A self-described “shitty coder” at a large cloud computing company, Kevin reels in a pretax salary of $165k per year — enough to afford him a “decent lifestyle” in one of the most expensive cities in America.

Instead, Kevin lives far below his means: 

  • He rents a shared room in a 5-bedroom house for $800 per month
  • He sleeps on an inflatable camping mat
  • He eats beans and rice 5 nights per week
  • He relegates himself to $20 per week for social activities
  • He uses his company’s gym to work out for free
  • He gets around the city on a bicycle or electric scooter

He also chronicles every purchase in an Excel spreadsheet: $3.47 for a pack of floss; $8.81 for a new bike tube; $14 for a Mother’s Day gift (“Mom gets I’m on a budget,” he says).

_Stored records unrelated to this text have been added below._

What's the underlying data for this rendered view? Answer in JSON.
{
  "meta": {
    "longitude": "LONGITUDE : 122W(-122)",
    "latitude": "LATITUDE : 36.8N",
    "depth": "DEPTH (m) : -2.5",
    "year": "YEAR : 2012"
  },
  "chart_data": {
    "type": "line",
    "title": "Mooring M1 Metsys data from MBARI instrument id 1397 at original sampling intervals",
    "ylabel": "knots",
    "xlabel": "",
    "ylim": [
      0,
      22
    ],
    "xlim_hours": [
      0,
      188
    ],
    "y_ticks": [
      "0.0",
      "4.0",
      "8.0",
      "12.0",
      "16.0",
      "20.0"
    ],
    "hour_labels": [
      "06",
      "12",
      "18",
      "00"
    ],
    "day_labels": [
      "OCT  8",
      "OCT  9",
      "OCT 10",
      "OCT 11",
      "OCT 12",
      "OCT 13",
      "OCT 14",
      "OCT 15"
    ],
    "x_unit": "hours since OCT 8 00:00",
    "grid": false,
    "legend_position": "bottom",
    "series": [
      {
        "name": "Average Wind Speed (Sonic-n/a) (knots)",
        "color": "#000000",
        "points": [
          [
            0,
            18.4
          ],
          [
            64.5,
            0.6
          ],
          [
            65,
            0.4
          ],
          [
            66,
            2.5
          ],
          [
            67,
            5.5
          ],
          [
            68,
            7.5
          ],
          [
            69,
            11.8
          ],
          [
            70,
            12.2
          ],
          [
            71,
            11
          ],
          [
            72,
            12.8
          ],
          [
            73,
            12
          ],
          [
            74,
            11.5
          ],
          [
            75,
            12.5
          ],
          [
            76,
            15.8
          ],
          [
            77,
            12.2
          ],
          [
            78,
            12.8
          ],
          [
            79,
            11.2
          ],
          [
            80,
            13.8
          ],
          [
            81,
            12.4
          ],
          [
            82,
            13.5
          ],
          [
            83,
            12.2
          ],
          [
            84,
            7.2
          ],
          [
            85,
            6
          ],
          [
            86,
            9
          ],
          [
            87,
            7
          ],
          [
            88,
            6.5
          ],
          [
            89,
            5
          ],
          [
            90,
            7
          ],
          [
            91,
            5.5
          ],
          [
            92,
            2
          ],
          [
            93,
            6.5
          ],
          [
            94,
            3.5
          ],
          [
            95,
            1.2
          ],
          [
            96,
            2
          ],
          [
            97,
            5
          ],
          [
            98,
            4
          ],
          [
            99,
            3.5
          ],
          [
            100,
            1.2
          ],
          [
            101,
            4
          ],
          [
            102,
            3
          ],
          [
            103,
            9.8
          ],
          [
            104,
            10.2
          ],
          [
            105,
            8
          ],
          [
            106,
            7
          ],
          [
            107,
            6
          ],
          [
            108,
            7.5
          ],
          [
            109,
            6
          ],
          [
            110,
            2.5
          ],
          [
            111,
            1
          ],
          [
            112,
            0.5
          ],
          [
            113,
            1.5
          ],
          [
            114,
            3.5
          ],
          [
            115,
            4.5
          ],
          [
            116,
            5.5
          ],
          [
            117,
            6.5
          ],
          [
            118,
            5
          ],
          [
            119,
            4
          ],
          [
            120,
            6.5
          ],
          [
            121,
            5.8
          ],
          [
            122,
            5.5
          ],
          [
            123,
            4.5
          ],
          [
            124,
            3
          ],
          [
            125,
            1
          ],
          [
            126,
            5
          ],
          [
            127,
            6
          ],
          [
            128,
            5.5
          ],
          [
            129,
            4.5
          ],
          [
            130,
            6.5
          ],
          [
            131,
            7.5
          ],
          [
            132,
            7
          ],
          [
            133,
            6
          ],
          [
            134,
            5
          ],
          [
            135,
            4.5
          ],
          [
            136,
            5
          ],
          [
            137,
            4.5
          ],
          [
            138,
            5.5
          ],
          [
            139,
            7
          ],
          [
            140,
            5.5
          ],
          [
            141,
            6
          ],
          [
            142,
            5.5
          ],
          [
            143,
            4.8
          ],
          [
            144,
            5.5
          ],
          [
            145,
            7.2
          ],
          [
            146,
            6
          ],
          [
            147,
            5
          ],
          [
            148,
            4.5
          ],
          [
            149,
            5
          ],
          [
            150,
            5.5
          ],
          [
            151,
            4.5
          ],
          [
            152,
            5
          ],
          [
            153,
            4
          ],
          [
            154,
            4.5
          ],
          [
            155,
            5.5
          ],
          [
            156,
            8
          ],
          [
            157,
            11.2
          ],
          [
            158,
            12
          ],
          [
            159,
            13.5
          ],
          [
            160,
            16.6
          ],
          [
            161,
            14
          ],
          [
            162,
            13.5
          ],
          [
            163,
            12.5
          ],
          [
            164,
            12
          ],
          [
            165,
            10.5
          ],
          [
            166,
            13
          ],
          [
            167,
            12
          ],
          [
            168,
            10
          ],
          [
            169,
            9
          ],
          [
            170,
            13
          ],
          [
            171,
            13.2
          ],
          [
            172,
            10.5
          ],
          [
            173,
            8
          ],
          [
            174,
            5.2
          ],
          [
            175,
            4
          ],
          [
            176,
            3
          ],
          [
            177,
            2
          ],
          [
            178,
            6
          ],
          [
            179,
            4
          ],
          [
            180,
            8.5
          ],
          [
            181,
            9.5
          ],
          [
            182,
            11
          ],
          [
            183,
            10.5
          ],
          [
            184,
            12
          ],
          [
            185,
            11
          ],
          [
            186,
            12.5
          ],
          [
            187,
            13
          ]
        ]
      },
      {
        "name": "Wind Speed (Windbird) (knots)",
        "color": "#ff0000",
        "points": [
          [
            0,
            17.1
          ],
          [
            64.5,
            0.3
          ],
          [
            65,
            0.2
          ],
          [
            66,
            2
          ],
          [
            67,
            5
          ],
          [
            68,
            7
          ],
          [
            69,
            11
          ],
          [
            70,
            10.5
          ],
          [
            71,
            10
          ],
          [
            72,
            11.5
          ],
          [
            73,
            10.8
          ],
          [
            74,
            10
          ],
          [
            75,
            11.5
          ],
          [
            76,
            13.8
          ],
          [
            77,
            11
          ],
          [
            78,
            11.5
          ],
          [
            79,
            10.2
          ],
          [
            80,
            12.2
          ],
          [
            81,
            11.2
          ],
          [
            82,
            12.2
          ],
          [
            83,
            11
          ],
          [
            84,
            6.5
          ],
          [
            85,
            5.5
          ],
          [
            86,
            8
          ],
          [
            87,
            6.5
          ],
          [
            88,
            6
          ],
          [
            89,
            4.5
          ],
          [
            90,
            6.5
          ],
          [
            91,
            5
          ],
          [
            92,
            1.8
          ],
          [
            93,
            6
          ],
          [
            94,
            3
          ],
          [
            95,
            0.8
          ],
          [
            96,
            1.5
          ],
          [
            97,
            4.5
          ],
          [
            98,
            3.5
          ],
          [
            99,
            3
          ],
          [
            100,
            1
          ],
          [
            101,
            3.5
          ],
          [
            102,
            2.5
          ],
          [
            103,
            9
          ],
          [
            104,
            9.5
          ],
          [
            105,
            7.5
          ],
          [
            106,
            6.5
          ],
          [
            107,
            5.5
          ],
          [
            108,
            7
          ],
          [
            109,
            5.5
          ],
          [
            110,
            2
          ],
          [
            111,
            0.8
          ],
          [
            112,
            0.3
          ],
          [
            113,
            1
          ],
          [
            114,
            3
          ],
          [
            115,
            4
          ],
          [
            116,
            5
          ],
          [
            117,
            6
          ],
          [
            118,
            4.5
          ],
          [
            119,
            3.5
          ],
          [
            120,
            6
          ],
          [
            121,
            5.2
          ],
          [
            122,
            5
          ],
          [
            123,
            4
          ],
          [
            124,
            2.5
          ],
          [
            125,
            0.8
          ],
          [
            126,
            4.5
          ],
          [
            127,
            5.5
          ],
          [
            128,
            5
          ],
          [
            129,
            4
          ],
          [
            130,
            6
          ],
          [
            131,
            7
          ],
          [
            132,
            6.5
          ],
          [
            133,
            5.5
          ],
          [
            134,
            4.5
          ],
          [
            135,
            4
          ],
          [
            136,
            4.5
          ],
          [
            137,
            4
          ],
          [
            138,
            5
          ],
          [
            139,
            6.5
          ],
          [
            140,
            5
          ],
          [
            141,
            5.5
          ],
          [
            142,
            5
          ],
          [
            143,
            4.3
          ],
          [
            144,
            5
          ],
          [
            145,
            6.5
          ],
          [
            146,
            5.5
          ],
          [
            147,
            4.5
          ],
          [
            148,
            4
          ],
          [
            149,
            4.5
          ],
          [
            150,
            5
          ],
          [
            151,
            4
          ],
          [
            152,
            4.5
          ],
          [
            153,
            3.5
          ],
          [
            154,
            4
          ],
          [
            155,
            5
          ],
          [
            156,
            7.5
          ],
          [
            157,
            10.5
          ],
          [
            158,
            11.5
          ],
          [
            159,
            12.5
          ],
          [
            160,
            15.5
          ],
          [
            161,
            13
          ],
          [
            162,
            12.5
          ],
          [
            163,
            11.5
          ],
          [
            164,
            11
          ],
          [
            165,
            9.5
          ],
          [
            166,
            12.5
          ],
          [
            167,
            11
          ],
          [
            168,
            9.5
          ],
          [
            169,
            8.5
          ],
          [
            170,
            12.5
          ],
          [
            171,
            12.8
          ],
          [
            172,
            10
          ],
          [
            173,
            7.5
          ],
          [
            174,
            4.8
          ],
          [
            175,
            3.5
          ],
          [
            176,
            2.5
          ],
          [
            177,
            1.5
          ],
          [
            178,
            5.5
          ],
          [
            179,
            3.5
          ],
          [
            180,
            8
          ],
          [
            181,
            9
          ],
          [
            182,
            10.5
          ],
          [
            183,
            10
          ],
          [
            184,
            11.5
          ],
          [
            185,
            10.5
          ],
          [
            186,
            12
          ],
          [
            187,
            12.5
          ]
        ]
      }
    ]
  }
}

Here’s a breakdown of his typical expenses:

The Hustle

Over the past 4 years, Kevin has saved an average of 85% of his annual income, which he funnels into various investment accounts — a Vanguard VTSAX, an IRA, and a 401(k).

By saving ~$78k per year and averaging an 8% return, he’s accumulated $380k in savings — about half of his retirement goal.

“When I hit $800k, I’ll retire and I’ll relocate to a cheaper city — maybe Minneapolis — and just live on the interest,” he says. “Prince was born there, so it can’t be too bad.”

Like many FIRE followers, Kevin doesn’t plan to stop working once he’s “retired.” He wants to pursue his true passion (playing the cello), volunteer at an inner-city programming camp, and code pro bono for nonprofits.

“For most of us, the goal of financial independence isn’t to just check out and quit life,” he says. “We just want the freedom to work on what we choose. When you take money out of the equation, you can spend your time doing more important things for yourself and society.”

Why the rush?

Simeon*, a 25-year-old tech recruiter in Boston making $130k per year, saves 63% of her income by subsisting on $5 Little Caesars pizzas and shopping at Goodwill.

“I haven’t bought a new T-shirt since, like, college,” she says.

Like Kevin, Simeon plans to achieve financial independence by her mid-30s — but she’s driven by a deeper motive.

“My parents will probably never be able to retire,” she says. “My dad lost his job in the recession, and my mom is a social worker. I’ve seen them kind of struggle to get by all my life, and I think that stress is part of what makes me want to escape the traditional system.”

The Hustle

The extreme frugality of some FIRE millennials seems to driven, at least in part, by distrust in the economy.

Many in the movement were reared into a harsh job market in the wake of the 2008 financial crisis, and have since faced a pandemic, a daunting housing market, and mounting student debt crisis. 

All the while, they’ve been inundated with tales of impossibly young tech clairvoyants minting billions in their early 20s.

They want to escape the “shackles” of the traditional workplace and create economies of their own choosing, on their own time.

Freedom, more than security, is the golden goose.

Diana*, a 31-year-old engineer in Seattle, acknowledges that there are big roadblocks to achieving financial independence — getting an education, having kids, buying a home — and that adhering to a FIRE lifestyle requires a lot of give and take.

But for her, and many others, the sacrifices are worth it.

“You have to question the very core of what you want in life,” she says. “I choose freedom.”

* Some names in this story have been changed by request.